Global markets reacted to the strong words in the minutes from the FOMC supporting additional stimulus. The question seemed to be more when then what. Traders interpreted the minutes to mean that the stimulus would be at the upcoming meeting of the FOMC in Jackson Hole any later would be too late to help the economy before the holidays and the end of the year.
Commodities were the biggest winners yesterday, with gold surged above $1,660 per ounce for the first time since early May, breaking above its recent trading range as minutes from the US Federal Reserve convinced many bullion investors that another round of monetary stimulus is imminent. Gold holdings of SPDR gold trust, the largest ETF backed by the precious metal, increased to 1,281.98 tons, as on August 22. Silver holdings of iShares silver trust, the largest ETF backed by the metal, declined to 9,784.63 tons, as on August 22.
The minutes from the July 31-August 1 meeting, which came just before a string of upbeat economic data, showed that central bankers were categorical in their dissatisfaction with the current economic outlook. Extra stimulus, most likely in the form of a third round of bond buying otherwise known as quantitative easing, amounts to the printing of more US dollars, thereby diluting its value.
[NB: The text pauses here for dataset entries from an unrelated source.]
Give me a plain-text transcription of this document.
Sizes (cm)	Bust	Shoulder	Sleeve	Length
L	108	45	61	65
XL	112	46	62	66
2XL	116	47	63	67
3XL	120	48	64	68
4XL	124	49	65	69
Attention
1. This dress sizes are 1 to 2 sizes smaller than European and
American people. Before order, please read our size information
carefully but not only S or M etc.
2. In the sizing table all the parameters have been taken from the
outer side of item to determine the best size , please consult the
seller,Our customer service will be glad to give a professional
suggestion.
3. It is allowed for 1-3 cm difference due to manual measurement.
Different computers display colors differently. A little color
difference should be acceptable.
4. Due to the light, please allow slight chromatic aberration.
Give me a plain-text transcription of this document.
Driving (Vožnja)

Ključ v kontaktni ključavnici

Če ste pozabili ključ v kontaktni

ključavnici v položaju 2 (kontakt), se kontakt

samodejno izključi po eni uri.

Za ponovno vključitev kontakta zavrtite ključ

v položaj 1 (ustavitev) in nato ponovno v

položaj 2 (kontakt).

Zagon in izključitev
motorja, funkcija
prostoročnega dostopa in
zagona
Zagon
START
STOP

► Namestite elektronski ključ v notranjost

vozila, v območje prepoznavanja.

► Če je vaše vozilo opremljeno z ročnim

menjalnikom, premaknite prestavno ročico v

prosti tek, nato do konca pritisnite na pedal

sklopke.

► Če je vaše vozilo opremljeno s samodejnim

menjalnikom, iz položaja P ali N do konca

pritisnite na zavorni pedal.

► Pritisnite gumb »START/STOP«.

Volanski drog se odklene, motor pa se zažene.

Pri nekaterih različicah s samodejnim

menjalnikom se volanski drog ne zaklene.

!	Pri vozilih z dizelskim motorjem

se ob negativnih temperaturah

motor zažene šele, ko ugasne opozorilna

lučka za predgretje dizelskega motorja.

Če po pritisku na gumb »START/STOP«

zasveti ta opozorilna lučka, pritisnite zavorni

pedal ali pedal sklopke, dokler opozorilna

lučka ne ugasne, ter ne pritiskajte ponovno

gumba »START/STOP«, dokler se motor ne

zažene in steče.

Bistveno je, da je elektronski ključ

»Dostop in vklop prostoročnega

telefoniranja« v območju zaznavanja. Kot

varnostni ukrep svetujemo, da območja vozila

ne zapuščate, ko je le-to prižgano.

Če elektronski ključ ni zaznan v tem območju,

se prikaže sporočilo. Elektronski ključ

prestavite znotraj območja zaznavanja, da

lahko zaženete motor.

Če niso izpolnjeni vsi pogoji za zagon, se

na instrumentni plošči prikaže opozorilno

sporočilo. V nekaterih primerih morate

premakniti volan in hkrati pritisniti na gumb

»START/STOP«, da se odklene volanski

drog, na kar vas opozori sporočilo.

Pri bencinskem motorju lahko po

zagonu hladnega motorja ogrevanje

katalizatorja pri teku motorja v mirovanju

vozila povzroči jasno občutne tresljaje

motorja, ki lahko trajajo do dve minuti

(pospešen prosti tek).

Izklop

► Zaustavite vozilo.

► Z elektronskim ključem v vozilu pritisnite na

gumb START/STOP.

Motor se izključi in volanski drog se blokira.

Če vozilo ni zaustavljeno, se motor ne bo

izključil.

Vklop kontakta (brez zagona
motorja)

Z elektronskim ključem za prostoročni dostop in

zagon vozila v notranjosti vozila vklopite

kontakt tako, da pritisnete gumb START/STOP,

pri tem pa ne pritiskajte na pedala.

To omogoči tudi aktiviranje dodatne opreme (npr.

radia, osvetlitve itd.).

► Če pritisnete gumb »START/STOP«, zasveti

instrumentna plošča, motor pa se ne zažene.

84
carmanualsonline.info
Copper prices extended gains to fresh 1-month highs in after hour’s trade on Wednesday, after minutes of the most recent Federal Reserve policy meeting indicated the central bank was likely to further ease monetary policy “fairly soon” unless the economy improves. Refined Copper market was in production deficit of 21,000 tons in May 2012, as per release from International Copper Study Group (ICSG). However, after making seasonal adjustments the surplus was much higher at 42,000 tons. For the first 5-months of the year, refined Copper market was in deficit of 405,000 tons, compared to 98,000 tons during similar period last year, as per ICSG.
Oil prices rose (98.01) on indications that the Federal Reserve is likely to provide more stimuli while a sharp drop in US crude inventories countered concerns about Europe’s debt crisis. Crude oil inventories fell by 5.41mn barrels to 360.7mn barrels, Gasoline supplies shrank by 1mn barrels to 202.7mn barrels & Supplies of distillate fuel, which include diesel and heating oil, increased by 1mn barrels to 125.2mn barrels.
The center of Tropical Storm Isaac was approaching the Caribbean and expected to become a hurricane, lending support to oil futures because it could threaten U.S. energy production in the Gulf of Mexico.
Natural gas futures closed higher (2.846), as traders looked with anticipation at the potential for a tropical storm to disrupt energy production in the US Gulf of Mexico for the first time this season. Natural gas inventories are expected to increase by 33-35bn cubic feet, actual data will be released by EIA later in the day.